Step 4: copy RP content

Same idea on the resource pack side. Copy everything from the sample's resource pack into packs/RP/, except manifest.json.

What to copy:

  • textures/, models/, animations/, animation_controllers/, entity/, attachables/, particles/, sounds/, ui/, fonts/, texts/, anything else.
  • pack_icon.png if present.

Step 5: install dependencies and verify

In the new project:

npm install
npm run watch

The first build will surface any compile errors. Most code that targets @minecraft/server should work unchanged. Common cleanups:

  • Imports that referenced sample-only utilities (helper files in the sample's scripts/ directory). Either copy those helpers across or inline them.
  • Imports that reference the sample's directory structure (../../../something). Fix the relative paths to match the new layout.

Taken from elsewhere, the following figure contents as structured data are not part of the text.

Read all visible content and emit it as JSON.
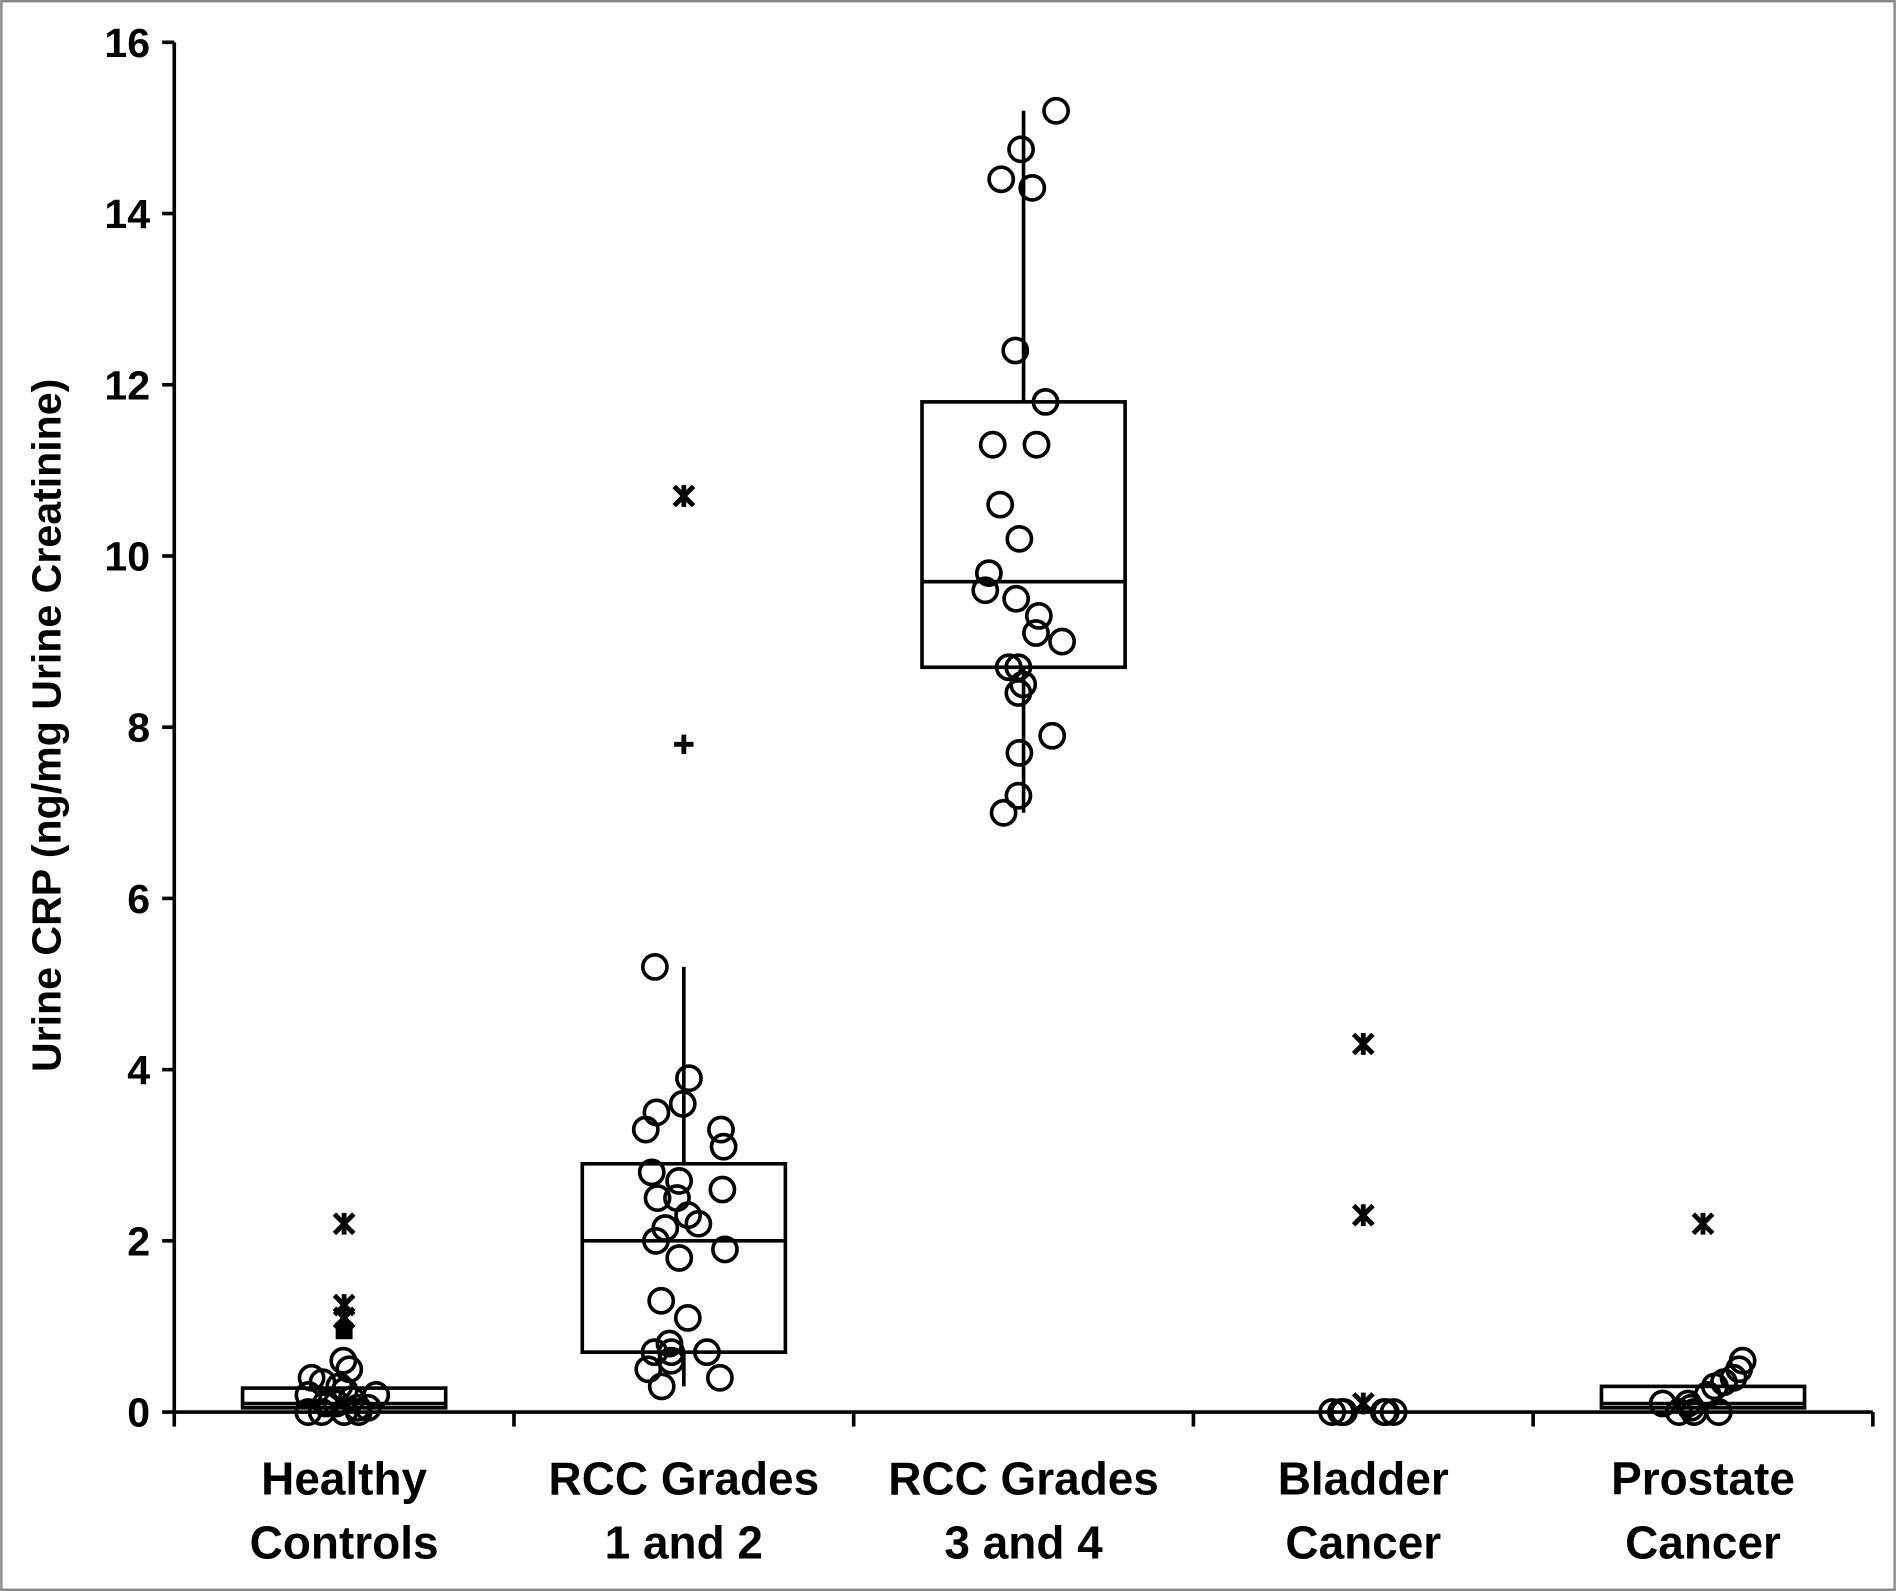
{
  "chart_data": {
    "type": "box-and-scatter",
    "title": "",
    "xlabel": "",
    "ylabel": "Urine CRP (ng/mg Urine Creatinine)",
    "ylim": [
      0,
      16
    ],
    "yticks": [
      "0",
      "2",
      "4",
      "6",
      "8",
      "10",
      "12",
      "14",
      "16"
    ],
    "grid": false,
    "categories": [
      {
        "line1": "Healthy",
        "line2": "Controls"
      },
      {
        "line1": "RCC Grades",
        "line2": "1 and 2"
      },
      {
        "line1": "RCC Grades",
        "line2": "3 and 4"
      },
      {
        "line1": "Bladder",
        "line2": "Cancer"
      },
      {
        "line1": "Prostate",
        "line2": "Cancer"
      }
    ],
    "groups": [
      {
        "box": {
          "q1": 0.05,
          "median": 0.1,
          "q3": 0.28,
          "whisker_low": 0,
          "whisker_high": 0.28
        },
        "points": [
          0.6,
          0.5,
          0.4,
          0.35,
          0.3,
          0.25,
          0.2,
          0.2,
          0.15,
          0.1,
          0.1,
          0.05,
          0.05,
          0,
          0,
          0,
          0
        ],
        "outliers_x": [
          2.2,
          1.25,
          1.1
        ],
        "outliers_square": [
          0.95
        ],
        "outliers_plus": []
      },
      {
        "box": {
          "q1": 0.7,
          "median": 2.0,
          "q3": 2.9,
          "whisker_low": 0.3,
          "whisker_high": 5.2
        },
        "points": [
          5.2,
          3.9,
          3.6,
          3.5,
          3.3,
          3.3,
          3.1,
          2.8,
          2.7,
          2.6,
          2.5,
          2.5,
          2.3,
          2.2,
          2.15,
          2.0,
          1.9,
          1.8,
          1.3,
          1.1,
          0.8,
          0.7,
          0.7,
          0.7,
          0.6,
          0.5,
          0.4,
          0.3
        ],
        "outliers_x": [
          10.7
        ],
        "outliers_square": [],
        "outliers_plus": [
          7.8
        ]
      },
      {
        "box": {
          "q1": 8.7,
          "median": 9.7,
          "q3": 11.8,
          "whisker_low": 7.0,
          "whisker_high": 15.2
        },
        "points": [
          15.2,
          14.75,
          14.4,
          14.3,
          12.4,
          11.8,
          11.3,
          11.3,
          10.6,
          10.2,
          9.8,
          9.6,
          9.5,
          9.3,
          9.1,
          9.0,
          8.7,
          8.7,
          8.5,
          8.4,
          7.9,
          7.7,
          7.2,
          7.0
        ],
        "outliers_x": [],
        "outliers_square": [],
        "outliers_plus": []
      },
      {
        "box": null,
        "points": [
          0,
          0,
          0,
          0,
          0,
          0
        ],
        "outliers_x": [
          4.3,
          2.3,
          0.1
        ],
        "outliers_square": [],
        "outliers_plus": []
      },
      {
        "box": {
          "q1": 0.05,
          "median": 0.1,
          "q3": 0.3,
          "whisker_low": 0,
          "whisker_high": 0.3
        },
        "points": [
          0.6,
          0.5,
          0.4,
          0.35,
          0.3,
          0.2,
          0.1,
          0.1,
          0.05,
          0,
          0,
          0
        ],
        "outliers_x": [
          2.2
        ],
        "outliers_square": [],
        "outliers_plus": []
      }
    ]
  }
}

Once the build is green, try a deploy:

npm run deploy:watch

See Hot reload setup for the Minecraft side of the loop.

Step 6: archive the old project

Once the migrated project builds and runs the same as the original, move the old project to an archive/ directory or delete it. Don't keep two copies live; they'll drift.

Caveats

  • just and other sample tooling go away. The Microsoft samples sometimes use just as a task runner. The equivalent in a Custom Workspace is the scripts section of package.json, which already wires up build, watch, deploy, deploy:watch, and pack. See CLI reference.
  • gulp setups go away too. Same story. bedrock-build handles the full pipeline (bundle, copy, deploy, pack).
  • TypeScript version may bump. The fresh scaffold installs the latest stable typescript and @minecraft/server* versions at scaffold time (see create-mc-bedrock reference). If your sample code targeted older API shapes, you may need small fixes.
  • API drift. Microsoft samples are pinned to the @minecraft/server API at the time they were written. The fresh scaffold uses the current latest. Most code carries over, but a small fraction may need API updates. This is the same drift you'd hit on the Microsoft Samples source itself.

Need to roll back? Because the migration creates a new project without touching the original, you can always keep working on the old one. Migration is opt-in and reversible.